18+
реклама
18+
Бургер менюБургер меню

Юлиан Семенов – Аукцион (страница 8)

18

– Поляки помнят… Югославы… Норвежцы… Французы… Лондон не знал оккупационного статута, но помнит гитлеровские фау.

– Бонн знал и оккупационный статут, и бомбежки, и голод… Они-то о чем думают?

– Слишком крепко повязаны с Белым домом, план Маршалла уже в сорок седьмом начался. Но мне сдается, западные немцы рано или поздно осознают свою значимость в раскладе сил мира.

– Политика берет в расчет очевидность, – улыбнулся Андрей Петрович. – Особенно нынешняя политика сверхскоростей… Пока-то вызреет тенденция, наберет силу, пока-то станет реальностью. Экономику Франции кто расстреливает? Или Испании? То-то и оно, что не французы с испанцами. С реальностью бороться трудно, с тенденцией – куда легче. А возьмите реальность американского консерватизма? Он проистекает из инерции страха и соперничества, а такие черты характера чаще всего приложимы к неблагополучным людям, к обездоленным группам населения, которые живут под секирой постоянной неуверенности в завтрашнем дне, считают, что «раньше было лучше»; отсюда – один шаг до реакционности, которая мечтает реставрировать то, что было в пору дедов и прадедов. Консерваторам легче править, опора на молчаливое большинство. Когда наши внуки мечтают жить в условиях рыцарства Айвенго или удалого гусарства Дениса Давыдова – это одно дело, а вот если президент не может признать допустимым то, что не укладывается в его сознании, если он хочет возвратить свою страну к тому моменту, когда, по его мнению, нация отклонилась от истины, тогда вызревает конфликтная ситуация.

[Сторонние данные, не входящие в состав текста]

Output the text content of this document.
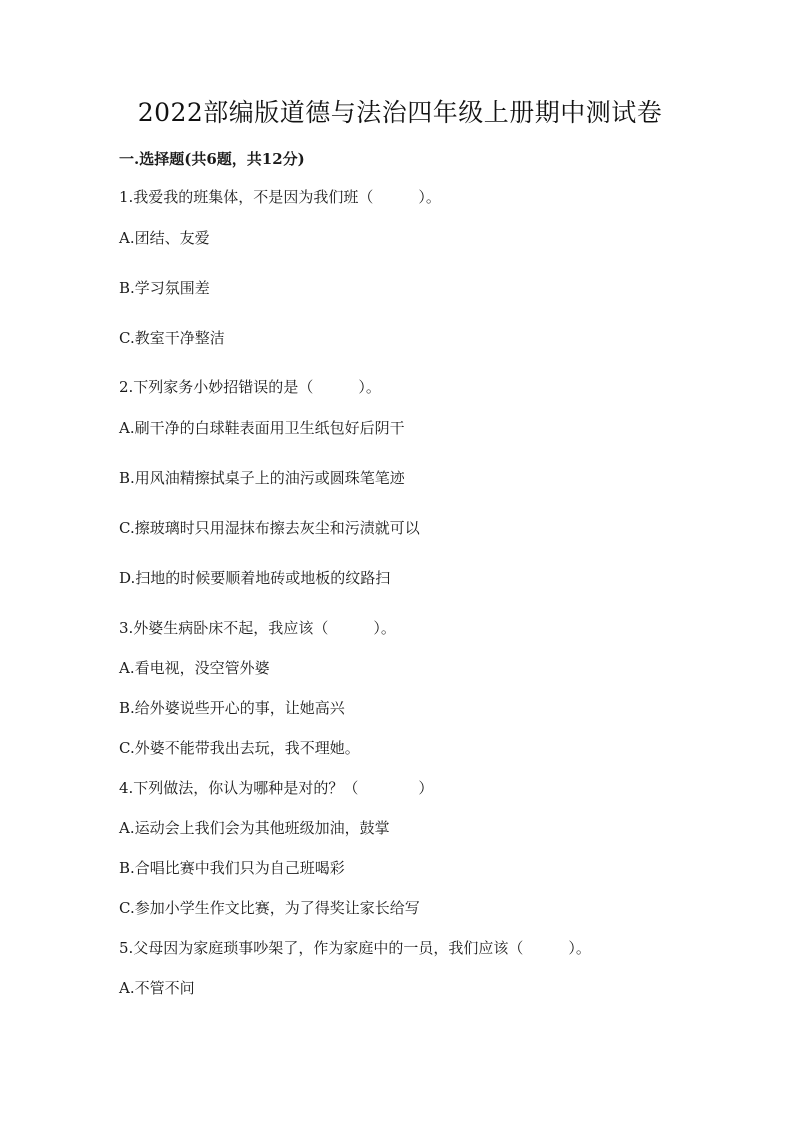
2022部编版道德与法治四年级上册期中测试卷
一.选择题(共6题，共12分)
1.我爱我的班集体，不是因为我们班（　　　）。
A.团结、友爱
B.学习氛围差
C.教室干净整洁
2.下列家务小妙招错误的是（　　　）。
A.刷干净的白球鞋表面用卫生纸包好后阴干
B.用风油精擦拭桌子上的油污或圆珠笔笔迹
C.擦玻璃时只用湿抹布擦去灰尘和污渍就可以
D.扫地的时候要顺着地砖或地板的纹路扫
3.外婆生病卧床不起，我应该（　　　）。
A.看电视，没空管外婆
B.给外婆说些开心的事，让她高兴
C.外婆不能带我出去玩，我不理她。
4.下列做法，你认为哪种是对的？（　　　　）
A.运动会上我们会为其他班级加油，鼓掌
B.合唱比赛中我们只为自己班喝彩
C.参加小学生作文比赛，为了得奖让家长给写
5.父母因为家庭琐事吵架了，作为家庭中的一员，我们应该（　　　）。
A.不管不问
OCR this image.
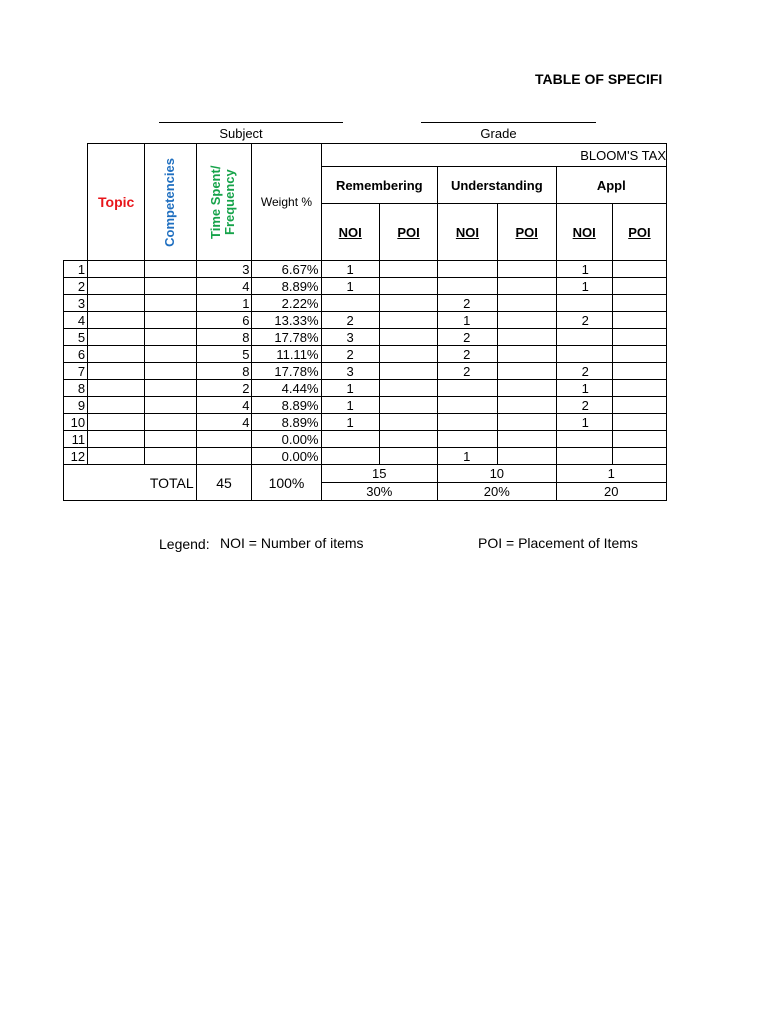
TABLE OF SPECIFI
Subject	Grade
	Topic	Competencies	Time Spent/ Frequency	Weight %	BLOOM'S TAX					
					Remembering		Understanding		Appl	
					NOI	POI	NOI	POI	NOI	POI
1			3	6.67%	1				1	
2			4	8.89%	1				1	
3			1	2.22%			2			
4			6	13.33%	2		1		2	
5			8	17.78%	3		2			
6			5	11.11%	2		2			
7			8	17.78%	3		2		2	
8			2	4.44%	1				1	
9			4	8.89%	1				2	
10			4	8.89%	1				1	
11				0.00%						
12				0.00%			1			
TOTAL			45	100%	15		10		1	
					30%		20%		20	
Legend: NOI = Number of items	POI = Placement of Items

Трагизм правого консерватизма наиболее выпукло вызрел в Генри Форде – махровый реакционер, склонный к крайним мерам во имя того, чтобы удержать традиции, хотя то, что он сделал для Штатов, на самом-то деле революционизировало страну, вывело ее к решению совершенно новых проблем. И поставил точки над «и» здравомыслящий Рузвельт, которого Форд активно не любил. Любопытно, знаете ли: американские либералы ставят на примат государственной стратегии, на сильное правительство, которое сумеет вывести страну из тупика, а консерваторы уповают на челюсти и мускулы каждого способного действовать круто и резко – возвращение к временам Клондайка…

Степанов покачал головой:

– Это вы подвели меня к тому, что сейчас важнее борение реакционной и либеральной устремленности в Штатах, чем сшибка социалистических тенденций Западной Европы с консервативной демохристианской явью? Положили литератора на лопатки?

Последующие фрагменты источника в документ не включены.